The History of Early Technology: Steamless Stalkings

"Technology is anything that wasn’t around when you were born." —ALAN KAY

This seminar will cover the history of technology and engineering from the time of the earliest civilizations up to the age of steam. Civilization itself could not exist without technology; canals, city walls, transport of materials, metalwork. All were the result of technical breakthroughs that led to the construction of the civilizations of Sumer and Egypt, and later supported the advances of the classical world of Greece and Rome.

However, we will not focus exclusively on the technology, but also on the social context in which it developed and was used, and the social and economic purposes it served. We will examine various means of transport, by land and by sea; water, wind and muscle power (both human and animal); feats of engineering and imagination, aesthetic and functional, which still astound us today; and the interplay of these technologies with their cultures and how technology spurred science and science technology.

Suggested Reading:
• K.D. White, Greek and Roman Technology, London, 1984 (a serious study of the subject)
• L. Sprague De Camp, The Ancient Engineers, 1963 (reprinted 1993) (easy reading)
• Lynn White, Medieval Religion and Technology, Collected Essays, Los Angeles, 1968 (reprinted 1986) (presumes some knowledge of the history of the period, but not about technology)
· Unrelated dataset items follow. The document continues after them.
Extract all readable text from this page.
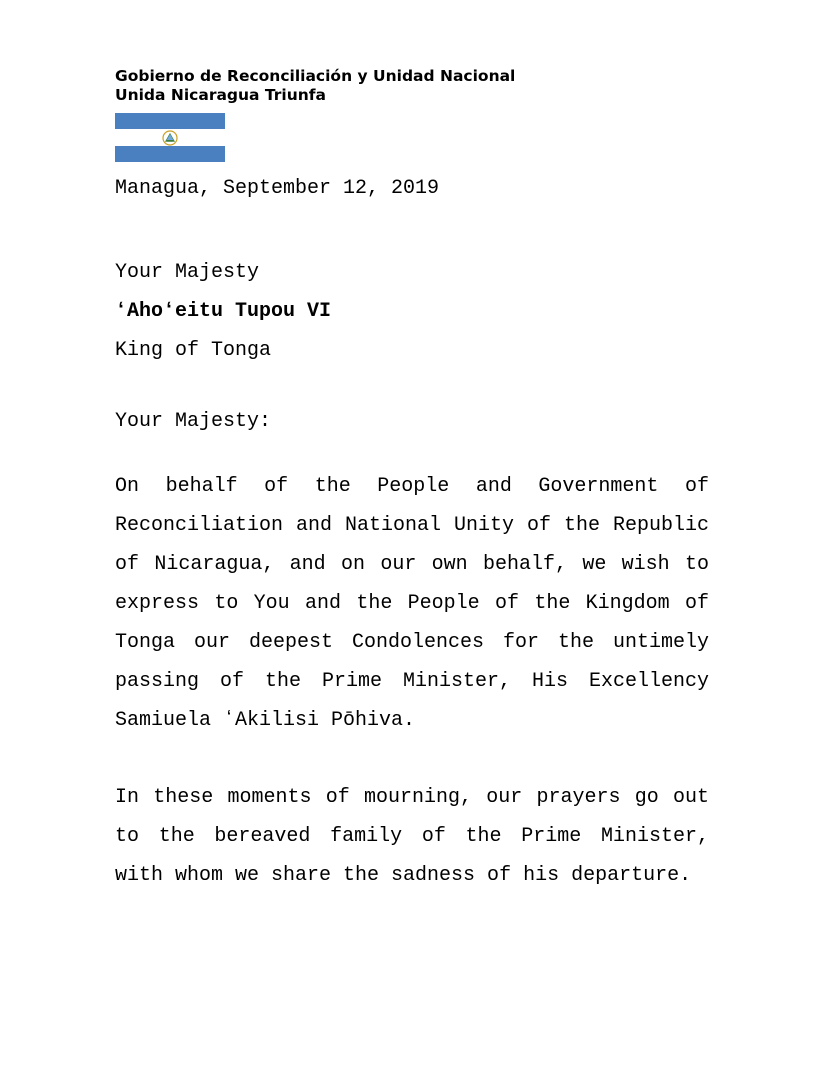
Gobierno de Reconciliación y Unidad Nacional
Unida Nicaragua Triunfa
Managua, September 12, 2019
Your Majesty
ʻAhoʻeitu Tupou VI
King of Tonga
Your Majesty:
On behalf of the People and Government of Reconciliation and National Unity of the Republic of Nicaragua, and on our own behalf, we wish to express to You and the People of the Kingdom of Tonga our deepest Condolences for the untimely passing of the Prime Minister, His Excellency Samiuela ʻAkilisi Pōhiva.
In these moments of mourning, our prayers go out to the bereaved family of the Prime Minister, with whom we share the sadness of his departure.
  • Group Leader(s): GEORGE MESZOLY
  • Days: Thursdays
  • Times: 10:00 am to noon
  • Start Date: 2/13/2020
  • End Date: 3/19/2020
  • Sessions: 6
  • Exceptions: recurring
  • Venue: Prescott House
  • Teaching Style: Lecture with questions
  • Weekly Preparation: 1 hour
  • Biography: George Meszoly is a graduate of Harvard College in linguistics and Far Eastern languages and of Columbia University in linguistics and Uralic languages.